After the initial shock of the EU Referendum result and subsequent exchange rate volatility, slowly and without fanfare the pound has made up considerable ground on the euro. More upbeat data on the UK economy than was widely anticipated indicates that this may well continue.
The property markets across Europe were less active with the absence of British buyers, but now the exchange rate has stabilised somewhat, buyers are returning, driven by lifestyle choices of a dream home by the sea or on the slopes.
Post-referendum, banks who specialised in lending to British buyers have not fundamentally changed their lending policy, but affordability is key. Some banks (although not those in Italy) are introducing ‘stress’ tests to ensure that borrowers can withstand currency fluctuations.
There are differences in the terms available, depending on the country, property location and size of the loan.

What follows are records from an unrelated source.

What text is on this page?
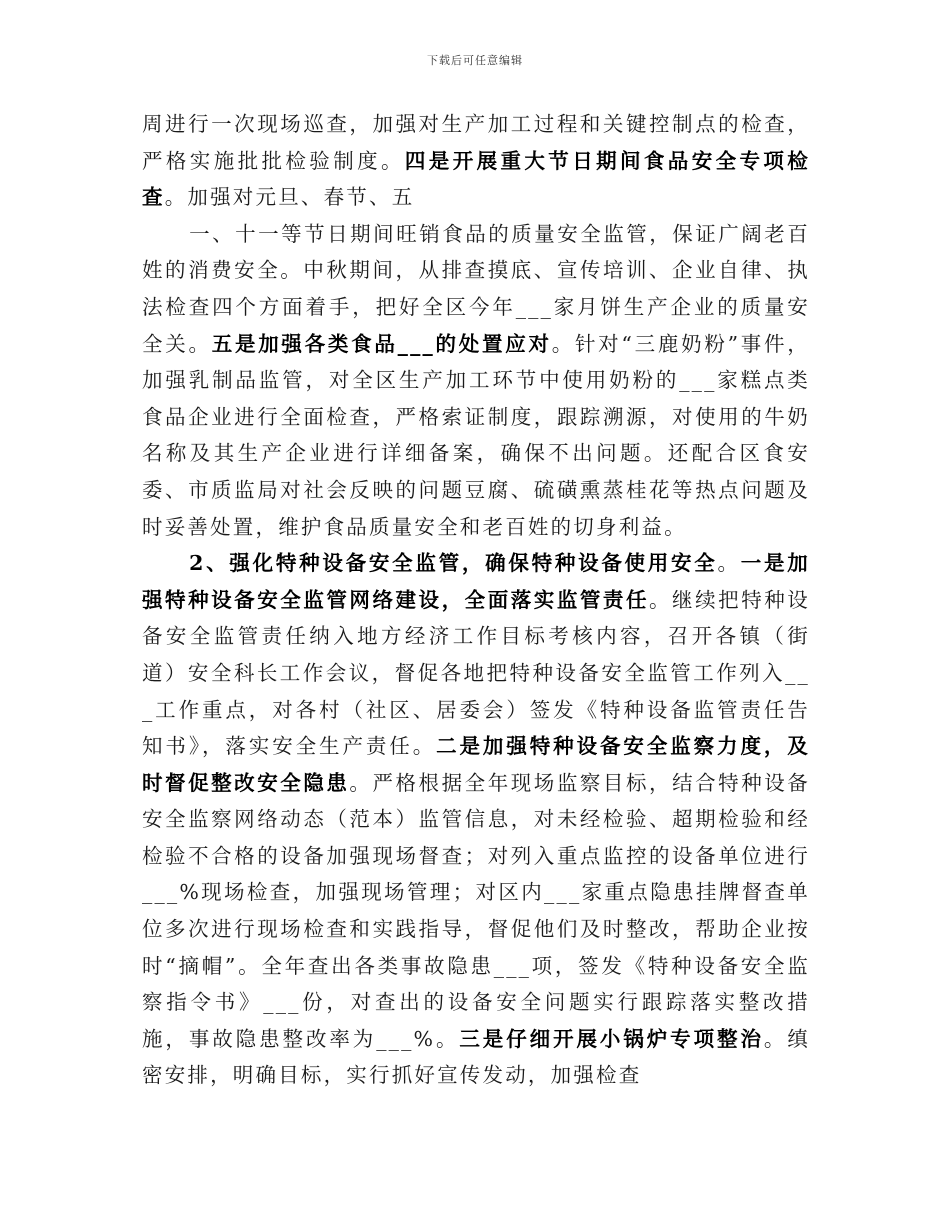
下载后可任意编辑

周进行一次现场巡查，加强对生产加工过程和关键控制点的检查，严格实施批批检验制度。四是开展重大节日期间食品安全专项检查。加强对元旦、春节、五

一、十一等节日期间旺销食品的质量安全监管，保证广阔老百姓的消费安全。中秋期间，从排查摸底、宣传培训、企业自律、执法检查四个方面着手，把好全区今年___家月饼生产企业的质量安全关。五是加强各类食品___的处置应对。针对“三鹿奶粉”事件，加强乳制品监管，对全区生产加工环节中使用奶粉的___家糕点类食品企业进行全面检查，严格索证制度，跟踪溯源，对使用的牛奶名称及其生产企业进行详细备案，确保不出问题。还配合区食安委、市质监局对社会反映的问题豆腐、硫磺熏蒸桂花等热点问题及时妥善处置，维护食品质量安全和老百姓的切身利益。

2、强化特种设备安全监管，确保特种设备使用安全。一是加强特种设备安全监管网络建设，全面落实监管责任。继续把特种设备安全监管责任纳入地方经济工作目标考核内容，召开各镇（街道）安全科长工作会议，督促各地把特种设备安全监管工作列入___工作重点，对各村（社区、居委会）签发《特种设备监管责任告知书》，落实安全生产责任。二是加强特种设备安全监察力度，及时督促整改安全隐患。严格根据全年现场监察目标，结合特种设备安全监察网络动态（范本）监管信息，对未经检验、超期检验和经检验不合格的设备加强现场督查；对列入重点监控的设备单位进行___%现场检查，加强现场管理；对区内___家重点隐患挂牌督查单位多次进行现场检查和实践指导，督促他们及时整改，帮助企业按时“摘帽”。全年查出各类事故隐患___项，签发《特种设备安全监察指令书》___份，对查出的设备安全问题实行跟踪落实整改措施，事故隐患整改率为___%。三是仔细开展小锅炉专项整治。缜密安排，明确目标，实行抓好宣传发动，加强检查
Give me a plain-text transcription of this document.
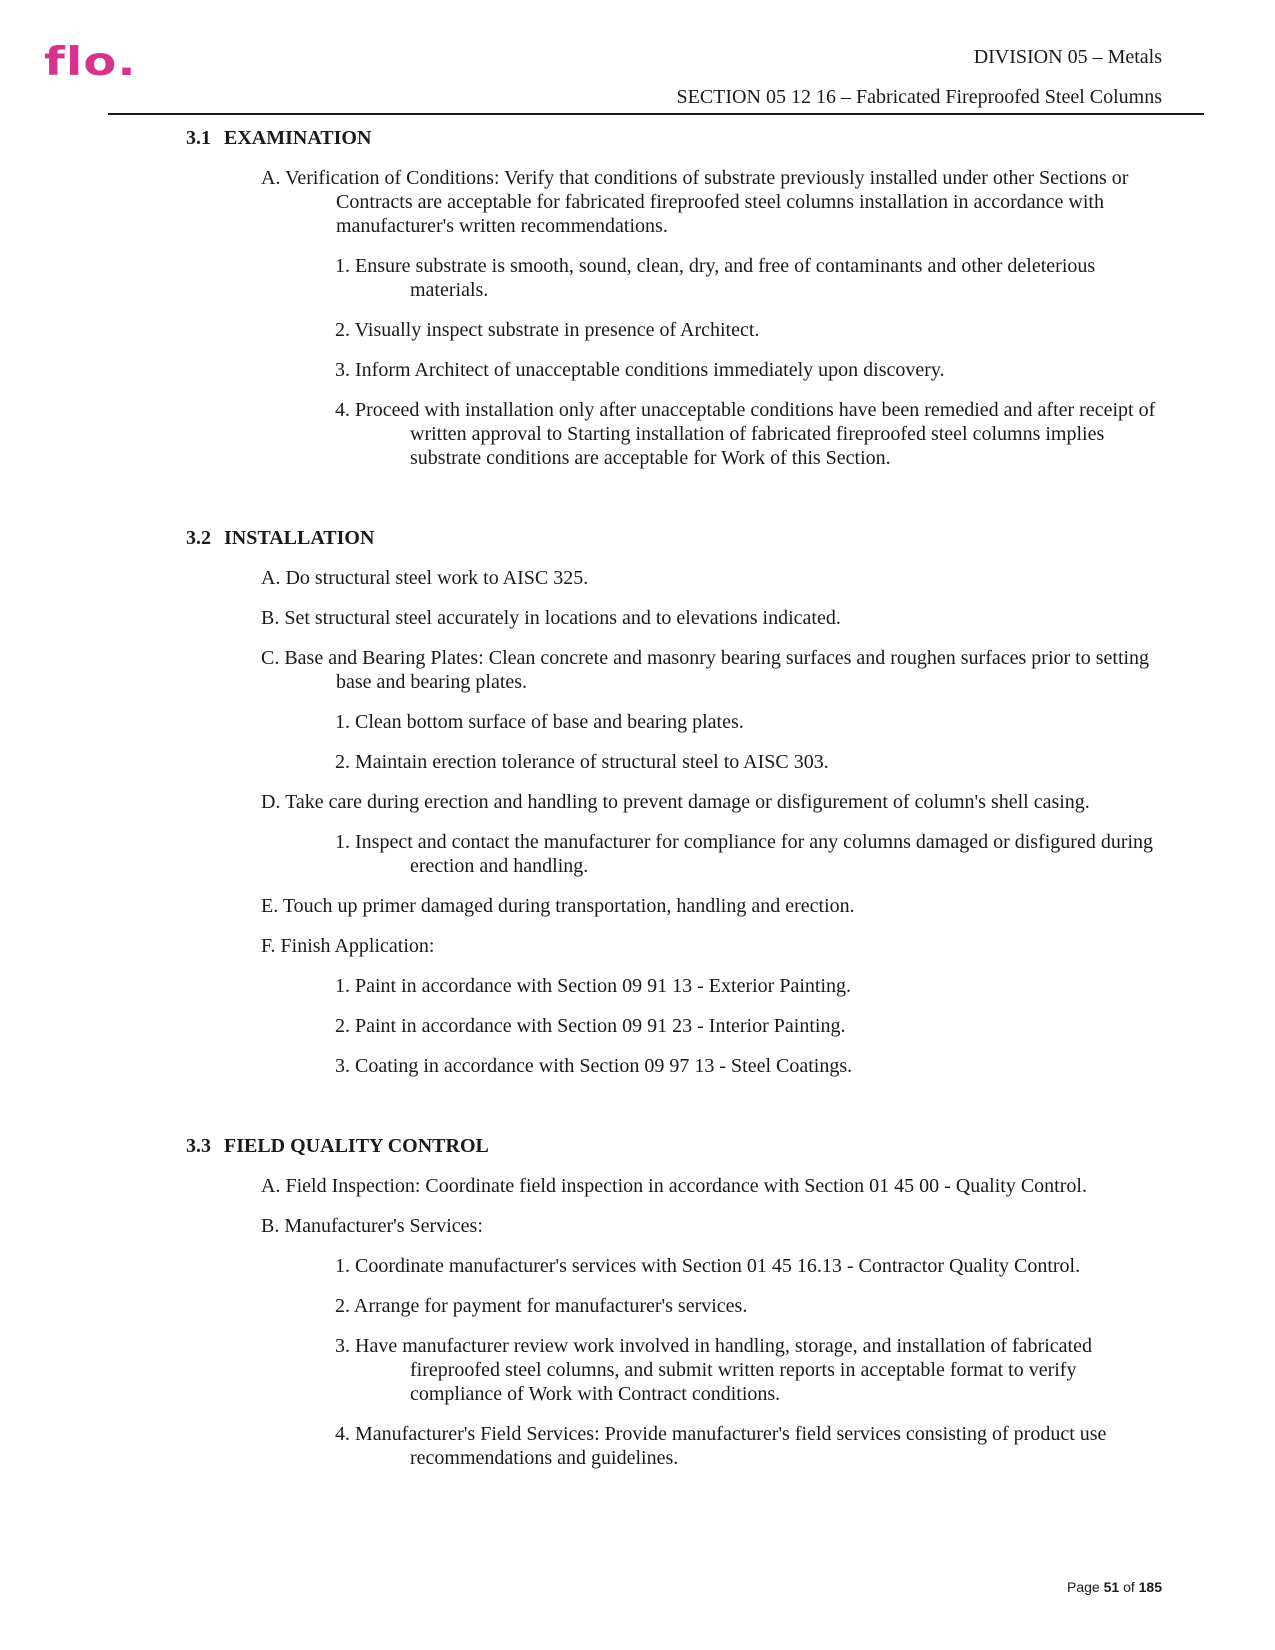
flo.	DIVISION 05 – Metals
SECTION 05 12 16 – Fabricated Fireproofed Steel Columns
3.1 EXAMINATION
A. Verification of Conditions: Verify that conditions of substrate previously installed under other Sections or Contracts are acceptable for fabricated fireproofed steel columns installation in accordance with manufacturer's written recommendations.
1. Ensure substrate is smooth, sound, clean, dry, and free of contaminants and other deleterious materials.
2. Visually inspect substrate in presence of Architect.
3. Inform Architect of unacceptable conditions immediately upon discovery.
4. Proceed with installation only after unacceptable conditions have been remedied and after receipt of written approval to Starting installation of fabricated fireproofed steel columns implies substrate conditions are acceptable for Work of this Section.
3.2 INSTALLATION
A. Do structural steel work to AISC 325.
B. Set structural steel accurately in locations and to elevations indicated.
C. Base and Bearing Plates: Clean concrete and masonry bearing surfaces and roughen surfaces prior to setting base and bearing plates.
1. Clean bottom surface of base and bearing plates.
2. Maintain erection tolerance of structural steel to AISC 303.
D. Take care during erection and handling to prevent damage or disfigurement of column's shell casing.
1. Inspect and contact the manufacturer for compliance for any columns damaged or disfigured during erection and handling.
E. Touch up primer damaged during transportation, handling and erection.
F. Finish Application:
1. Paint in accordance with Section 09 91 13 - Exterior Painting.
2. Paint in accordance with Section 09 91 23 - Interior Painting.
3. Coating in accordance with Section 09 97 13 - Steel Coatings.
3.3 FIELD QUALITY CONTROL
A. Field Inspection: Coordinate field inspection in accordance with Section 01 45 00 - Quality Control.
B. Manufacturer's Services:
1. Coordinate manufacturer's services with Section 01 45 16.13 - Contractor Quality Control.
2. Arrange for payment for manufacturer's services.
3. Have manufacturer review work involved in handling, storage, and installation of fabricated fireproofed steel columns, and submit written reports in acceptable format to verify compliance of Work with Contract conditions.
4. Manufacturer's Field Services: Provide manufacturer's field services consisting of product use recommendations and guidelines.
Page 51 of 185
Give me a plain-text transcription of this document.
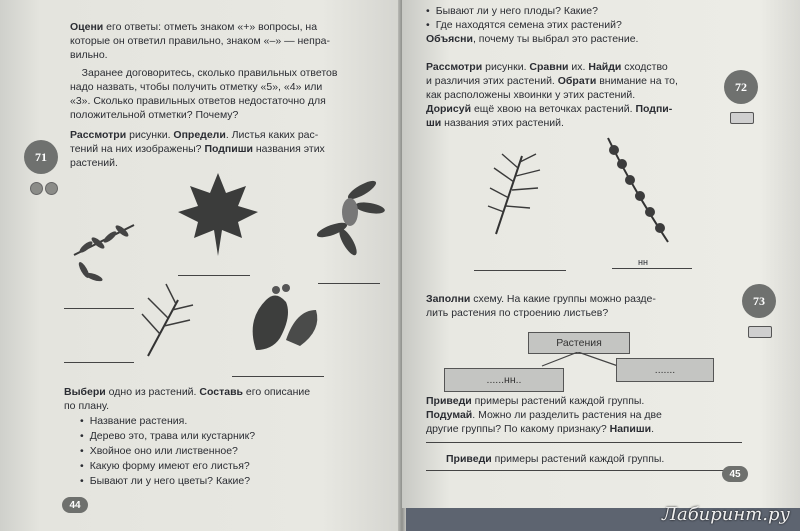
Оцени его ответы: отметь знаком «+» вопросы, на
которые он ответил правильно, знаком «–» — непра-
вильно.
Заранее договоритесь, сколько правильных ответов
надо назвать, чтобы получить отметку «5», «4» или
«3». Сколько правильных ответов недостаточно для
положительной отметки? Почему?
71
Рассмотри рисунки. Определи. Листья каких рас-
тений на них изображены? Подпиши названия этих
растений.
Выбери одно из растений. Составь его описание
по плану.
• Название растения.
• Дерево это, трава или кустарник?
• Хвойное оно или лиственное?
• Какую форму имеют его листья?
• Бывают ли у него цветы? Какие?
44
• Бывают ли у него плоды? Какие?
• Где находятся семена этих растений?
Объясни, почему ты выбрал это растение.
72
Рассмотри рисунки. Сравни их. Найди сходство
и различия этих растений. Обрати внимание на то,
как расположены хвоинки у этих растений.
Дорисуй ещё хвою на веточках растений. Подпи-
ши названия этих растений.
нн
73
Заполни схему. На какие группы можно разде-
лить растения по строению листьев?
Растения
......нн..
.......
Приведи примеры растений каждой группы.
Подумай. Можно ли разделить растения на две
другие группы? По какому признаку? Напиши.
Приведи примеры растений каждой группы.
45
Лабиринт.ру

High-street lenders in the country in which you are buying are usually the only option, with all applications requiring full supporting documents. There is close scrutiny of bank statements as affordability is the main concern and income is very strictly assessed on what is visible on the past three years’ tax returns rather than any future/potential income or revenue on which tax has not been paid.
For mortgages of €2m-plus in prime locations, private banks may lend. Buyers should beware that unlike the UK, the mortgage markets in Europe are much stricter and far more limited. A mortgage secured for a purchase will obtain the best terms and in many instances may be the only time finance is available on the property.